Let's look at the specific process of the finding method.
```c
#define map_find(map, key) map_find((map), (key))
int map_find(map_t map,...);
```
Here, the second parameter of `map_find` is defined as a variable parameter to support passing in different data types, such as `int`, `float`, `string`, etc. When receiving the parameters, different types are received in the `trans` function.
```c
int map_find(map_t map,...)
{
va_list args;
MKEY key;
if (!map) return 0;
va_start(args, map);
key = *(MKEY *)(map->trans(map, args));
va_end(args);
return map_find_node(map, key)==map->nil?0:1;
}
```
Inside the `map_find` function, the variable parameters are passed to the `trans` function, and then the corresponding key can be returned.

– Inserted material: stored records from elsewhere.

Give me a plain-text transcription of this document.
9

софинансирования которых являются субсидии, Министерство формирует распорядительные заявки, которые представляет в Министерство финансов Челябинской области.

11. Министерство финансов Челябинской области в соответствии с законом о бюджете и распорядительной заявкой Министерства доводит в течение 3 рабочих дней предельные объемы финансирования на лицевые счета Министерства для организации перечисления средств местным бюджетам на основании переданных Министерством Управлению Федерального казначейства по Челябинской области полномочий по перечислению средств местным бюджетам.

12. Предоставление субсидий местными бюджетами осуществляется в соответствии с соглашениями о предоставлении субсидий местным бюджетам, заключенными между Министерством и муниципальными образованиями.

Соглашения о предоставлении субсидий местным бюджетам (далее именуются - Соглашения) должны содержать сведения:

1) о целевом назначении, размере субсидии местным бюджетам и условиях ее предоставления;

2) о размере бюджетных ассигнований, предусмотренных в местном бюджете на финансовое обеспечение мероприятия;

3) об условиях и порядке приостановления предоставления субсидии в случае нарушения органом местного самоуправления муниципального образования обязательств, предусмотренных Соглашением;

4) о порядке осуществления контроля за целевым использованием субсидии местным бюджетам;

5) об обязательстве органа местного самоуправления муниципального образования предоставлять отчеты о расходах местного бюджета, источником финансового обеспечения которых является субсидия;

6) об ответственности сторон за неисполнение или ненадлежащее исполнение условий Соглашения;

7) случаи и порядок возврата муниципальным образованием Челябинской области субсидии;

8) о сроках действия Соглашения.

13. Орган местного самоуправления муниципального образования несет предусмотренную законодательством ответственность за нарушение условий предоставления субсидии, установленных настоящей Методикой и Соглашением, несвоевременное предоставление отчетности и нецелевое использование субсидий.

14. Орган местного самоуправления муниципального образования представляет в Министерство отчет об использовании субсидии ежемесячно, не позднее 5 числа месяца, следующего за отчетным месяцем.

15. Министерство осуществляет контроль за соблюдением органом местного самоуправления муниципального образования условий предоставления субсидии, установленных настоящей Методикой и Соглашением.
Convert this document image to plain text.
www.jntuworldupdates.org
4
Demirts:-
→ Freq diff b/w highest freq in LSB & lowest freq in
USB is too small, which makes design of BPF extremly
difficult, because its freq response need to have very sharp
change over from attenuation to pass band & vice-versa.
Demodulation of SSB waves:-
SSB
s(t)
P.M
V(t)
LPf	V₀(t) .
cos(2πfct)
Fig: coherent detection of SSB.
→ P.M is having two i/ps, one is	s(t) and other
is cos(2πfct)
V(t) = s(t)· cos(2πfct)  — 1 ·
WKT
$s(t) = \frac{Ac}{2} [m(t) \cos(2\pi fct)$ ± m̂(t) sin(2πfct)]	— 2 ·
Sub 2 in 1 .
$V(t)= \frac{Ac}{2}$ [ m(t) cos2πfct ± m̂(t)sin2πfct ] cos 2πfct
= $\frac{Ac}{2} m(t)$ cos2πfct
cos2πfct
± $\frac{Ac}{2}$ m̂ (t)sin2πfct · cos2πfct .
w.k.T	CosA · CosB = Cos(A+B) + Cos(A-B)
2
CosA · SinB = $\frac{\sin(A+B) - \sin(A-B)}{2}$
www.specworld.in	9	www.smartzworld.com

The rest is left to the `key_compare` function for binary search and comparison.
### Adding Supported Key Types
1. Add the `trans` function in the `map_cfg.c` file. The naming should follow the fixed format `void* map_key_trans__xxx(void* map, va_list args)`, where `xxx` is the desired naming type.
2. Implement the `trans` function internally:
```c
int key; // Define the key according to the type
key = va_arg(args, int); // The key receives the variable parameter of the corresponding type
return map_trans_key(map, &key, sizeof(int)); // Uniformly return the address and length of the key. For strings, return the length of the string.
```
3. Declare `void* map_key_trans__xxx(void* map, va_list args);` in the `map_cfg.h` file.
4. Define the `type` of the key in the `map_cfg.h` file. `xxx` is the same as the key type above. It can be defined as `MAP_KEY_TYPE_ENTITY` or `MAP_KEY_TYPE_POINTER` later. For strings which are pointers themselves, they are defined as pointers, and for `int`, it's defined as an entity.
```c
#define MAP_KEY_TYPE__xxx MAP_KEY_TYPE_ENTITY // MAP_KEY_TYPE_POINTER //
```
5. After adding these, you can use `map(ktype, vtype)` to create a map.